At Kaiser Permanente, we understand our role in creating affordable and accessible care for our members and the communities we serve. We believe that if our goal is health equity we need to double down on our efforts to create conditions for health and equity in our communities. We need to recognize that optimizing health is not only about physical health. It’s about mental health. And it’s about social health. Each one of these areas has been under strain for so many people across this country. While each one of these domains has been negatively impacted by the pandemic, the surge in social health needs has been remarkable. As health systems, we are all too often ill-prepared to address the social health of the people in our care. Our work to assess those we serve for gaps in basic needs and connect them to resources is more important than ever.
And we saw the fragility of a national pandemic response plan that relied on a chronically underfunded public health system and thinly stretched health care systems. There is an opportunity now for policymakers and public health and health care systems to come together to promote and advance health equity in communities that are facing the greatest barriers to receiving care.
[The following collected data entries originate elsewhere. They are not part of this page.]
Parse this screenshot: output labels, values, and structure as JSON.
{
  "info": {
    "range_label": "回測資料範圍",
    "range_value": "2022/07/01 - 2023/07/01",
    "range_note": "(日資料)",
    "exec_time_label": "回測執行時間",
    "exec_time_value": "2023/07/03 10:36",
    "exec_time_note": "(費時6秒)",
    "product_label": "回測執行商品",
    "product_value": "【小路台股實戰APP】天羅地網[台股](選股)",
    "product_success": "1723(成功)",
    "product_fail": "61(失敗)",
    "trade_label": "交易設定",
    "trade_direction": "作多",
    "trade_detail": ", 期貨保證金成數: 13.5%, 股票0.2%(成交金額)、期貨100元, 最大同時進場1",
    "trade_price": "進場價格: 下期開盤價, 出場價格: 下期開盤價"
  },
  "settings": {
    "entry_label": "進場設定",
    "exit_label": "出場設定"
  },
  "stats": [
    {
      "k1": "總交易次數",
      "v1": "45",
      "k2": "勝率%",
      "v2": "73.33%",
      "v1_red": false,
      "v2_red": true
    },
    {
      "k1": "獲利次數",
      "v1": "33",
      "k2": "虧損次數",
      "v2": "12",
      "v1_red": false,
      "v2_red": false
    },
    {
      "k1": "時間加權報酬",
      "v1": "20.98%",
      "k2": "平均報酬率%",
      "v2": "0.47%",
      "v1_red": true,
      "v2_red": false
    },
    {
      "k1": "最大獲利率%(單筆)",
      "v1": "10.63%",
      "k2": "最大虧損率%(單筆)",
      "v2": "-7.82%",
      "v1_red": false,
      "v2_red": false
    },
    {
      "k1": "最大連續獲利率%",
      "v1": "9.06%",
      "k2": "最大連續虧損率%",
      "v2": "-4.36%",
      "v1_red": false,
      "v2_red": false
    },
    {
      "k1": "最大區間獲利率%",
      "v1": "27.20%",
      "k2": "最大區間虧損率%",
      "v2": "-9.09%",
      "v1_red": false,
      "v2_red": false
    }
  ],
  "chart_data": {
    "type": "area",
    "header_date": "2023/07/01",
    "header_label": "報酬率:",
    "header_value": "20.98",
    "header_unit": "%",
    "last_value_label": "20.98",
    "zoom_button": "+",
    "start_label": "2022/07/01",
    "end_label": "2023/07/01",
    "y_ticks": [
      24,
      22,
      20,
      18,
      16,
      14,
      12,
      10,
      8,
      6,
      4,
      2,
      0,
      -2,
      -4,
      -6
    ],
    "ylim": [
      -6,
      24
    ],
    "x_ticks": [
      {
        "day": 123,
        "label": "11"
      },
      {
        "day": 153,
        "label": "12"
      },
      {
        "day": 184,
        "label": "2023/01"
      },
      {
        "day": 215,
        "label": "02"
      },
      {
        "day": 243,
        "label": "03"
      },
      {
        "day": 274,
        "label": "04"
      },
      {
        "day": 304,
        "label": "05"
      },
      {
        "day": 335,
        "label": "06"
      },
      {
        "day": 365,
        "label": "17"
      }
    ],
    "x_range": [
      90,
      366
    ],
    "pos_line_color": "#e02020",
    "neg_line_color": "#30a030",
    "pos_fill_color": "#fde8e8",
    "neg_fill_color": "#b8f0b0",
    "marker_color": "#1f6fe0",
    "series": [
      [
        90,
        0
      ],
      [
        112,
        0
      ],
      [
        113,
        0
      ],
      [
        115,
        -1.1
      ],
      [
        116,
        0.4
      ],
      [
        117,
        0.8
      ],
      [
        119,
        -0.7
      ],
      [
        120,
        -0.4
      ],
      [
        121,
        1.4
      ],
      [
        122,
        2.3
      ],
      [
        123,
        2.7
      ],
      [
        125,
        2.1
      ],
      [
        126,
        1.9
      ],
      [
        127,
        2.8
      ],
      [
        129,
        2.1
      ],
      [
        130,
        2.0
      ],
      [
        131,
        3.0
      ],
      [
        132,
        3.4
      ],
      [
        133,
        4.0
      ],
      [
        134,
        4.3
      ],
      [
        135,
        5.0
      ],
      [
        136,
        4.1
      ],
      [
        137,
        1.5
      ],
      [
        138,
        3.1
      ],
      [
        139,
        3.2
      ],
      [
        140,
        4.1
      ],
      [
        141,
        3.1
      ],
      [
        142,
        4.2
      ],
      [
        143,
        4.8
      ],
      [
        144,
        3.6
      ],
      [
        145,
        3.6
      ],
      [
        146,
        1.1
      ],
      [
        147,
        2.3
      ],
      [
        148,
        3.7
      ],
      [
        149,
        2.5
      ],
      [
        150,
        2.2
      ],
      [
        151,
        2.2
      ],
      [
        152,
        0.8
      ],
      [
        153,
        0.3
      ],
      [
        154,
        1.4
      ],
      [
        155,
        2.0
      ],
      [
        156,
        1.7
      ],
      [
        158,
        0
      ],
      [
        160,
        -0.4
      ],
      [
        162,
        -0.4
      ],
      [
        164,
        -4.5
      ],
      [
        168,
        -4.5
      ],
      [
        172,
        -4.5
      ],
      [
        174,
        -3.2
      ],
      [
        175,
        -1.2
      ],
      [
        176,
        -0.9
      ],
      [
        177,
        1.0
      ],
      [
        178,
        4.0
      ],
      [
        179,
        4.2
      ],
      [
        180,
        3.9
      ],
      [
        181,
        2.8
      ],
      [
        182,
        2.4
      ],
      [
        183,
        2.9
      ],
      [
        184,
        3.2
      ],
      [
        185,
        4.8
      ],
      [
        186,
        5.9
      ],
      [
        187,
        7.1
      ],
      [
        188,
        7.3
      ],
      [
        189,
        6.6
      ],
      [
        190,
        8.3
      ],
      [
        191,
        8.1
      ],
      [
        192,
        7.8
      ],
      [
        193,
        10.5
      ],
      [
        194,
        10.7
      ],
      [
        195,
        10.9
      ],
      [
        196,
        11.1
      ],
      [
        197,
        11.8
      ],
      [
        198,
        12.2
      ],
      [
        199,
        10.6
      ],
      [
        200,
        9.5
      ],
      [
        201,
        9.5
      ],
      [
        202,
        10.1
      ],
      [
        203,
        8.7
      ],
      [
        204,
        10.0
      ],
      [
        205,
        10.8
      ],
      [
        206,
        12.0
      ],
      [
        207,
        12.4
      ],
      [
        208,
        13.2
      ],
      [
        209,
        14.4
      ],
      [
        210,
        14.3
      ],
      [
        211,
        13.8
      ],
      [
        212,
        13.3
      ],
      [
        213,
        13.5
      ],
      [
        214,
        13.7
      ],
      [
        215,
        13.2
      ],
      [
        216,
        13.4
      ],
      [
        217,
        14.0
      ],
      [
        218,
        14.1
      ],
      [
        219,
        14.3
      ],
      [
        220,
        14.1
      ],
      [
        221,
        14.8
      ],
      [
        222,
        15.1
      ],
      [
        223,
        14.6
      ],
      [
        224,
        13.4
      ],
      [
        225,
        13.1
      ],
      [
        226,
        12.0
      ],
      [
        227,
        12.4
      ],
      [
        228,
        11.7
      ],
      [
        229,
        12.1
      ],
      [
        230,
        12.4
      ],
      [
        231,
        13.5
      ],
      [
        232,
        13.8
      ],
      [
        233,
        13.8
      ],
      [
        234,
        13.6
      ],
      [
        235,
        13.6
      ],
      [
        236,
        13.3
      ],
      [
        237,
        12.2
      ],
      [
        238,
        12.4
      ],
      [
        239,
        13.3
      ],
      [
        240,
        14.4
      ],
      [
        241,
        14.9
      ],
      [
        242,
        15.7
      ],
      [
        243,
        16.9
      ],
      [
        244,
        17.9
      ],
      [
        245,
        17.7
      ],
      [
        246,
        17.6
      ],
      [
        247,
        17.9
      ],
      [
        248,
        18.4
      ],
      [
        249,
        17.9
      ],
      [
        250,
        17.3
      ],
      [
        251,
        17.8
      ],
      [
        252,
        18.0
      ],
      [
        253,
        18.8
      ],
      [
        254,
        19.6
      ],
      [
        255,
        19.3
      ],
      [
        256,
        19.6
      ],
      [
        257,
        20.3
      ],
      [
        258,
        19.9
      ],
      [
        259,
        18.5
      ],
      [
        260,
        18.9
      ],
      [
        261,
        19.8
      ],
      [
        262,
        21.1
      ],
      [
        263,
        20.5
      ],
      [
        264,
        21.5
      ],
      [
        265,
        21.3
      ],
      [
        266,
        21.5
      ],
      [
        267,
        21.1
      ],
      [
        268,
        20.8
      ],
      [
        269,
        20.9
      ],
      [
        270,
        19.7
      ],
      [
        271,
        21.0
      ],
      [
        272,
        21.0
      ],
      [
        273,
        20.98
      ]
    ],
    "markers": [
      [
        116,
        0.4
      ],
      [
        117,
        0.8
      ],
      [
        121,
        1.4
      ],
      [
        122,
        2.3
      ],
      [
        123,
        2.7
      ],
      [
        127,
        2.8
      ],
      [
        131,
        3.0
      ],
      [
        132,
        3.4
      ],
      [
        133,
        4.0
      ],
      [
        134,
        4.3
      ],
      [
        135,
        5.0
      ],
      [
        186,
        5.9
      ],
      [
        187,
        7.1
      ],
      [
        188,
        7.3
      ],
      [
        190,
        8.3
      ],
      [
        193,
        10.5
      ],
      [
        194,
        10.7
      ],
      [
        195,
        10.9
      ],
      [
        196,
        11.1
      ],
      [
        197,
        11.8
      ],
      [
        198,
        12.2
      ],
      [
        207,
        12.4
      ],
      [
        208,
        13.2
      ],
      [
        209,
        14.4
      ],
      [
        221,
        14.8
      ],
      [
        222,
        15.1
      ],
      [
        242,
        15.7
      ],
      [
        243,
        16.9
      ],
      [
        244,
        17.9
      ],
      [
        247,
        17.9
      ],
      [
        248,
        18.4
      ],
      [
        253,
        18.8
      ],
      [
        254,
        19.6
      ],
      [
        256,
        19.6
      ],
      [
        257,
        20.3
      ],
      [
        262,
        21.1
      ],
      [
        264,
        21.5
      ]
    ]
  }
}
Public health and health delivery system stakeholders share a common goal to apply the lessons we’ve learned in our response to COVID-19 to make investments that will better equip all of us moving forward. As we work to improve our public health and health systems, keeping equity at the center of our collective decision-making will help us avoid the disproportionately higher rates of exposure, illness, hospitalization, and death in our communities of color and in people with low incomes. Otherwise, these disparities will continue to show up even after the pandemic ends.
Taking this opportunity to learn from the pandemic response to build, equip, and strengthen a sustainable public health and health care delivery system will help us meet our long-term needs, with our goal of realizing better health and a better future for everyone.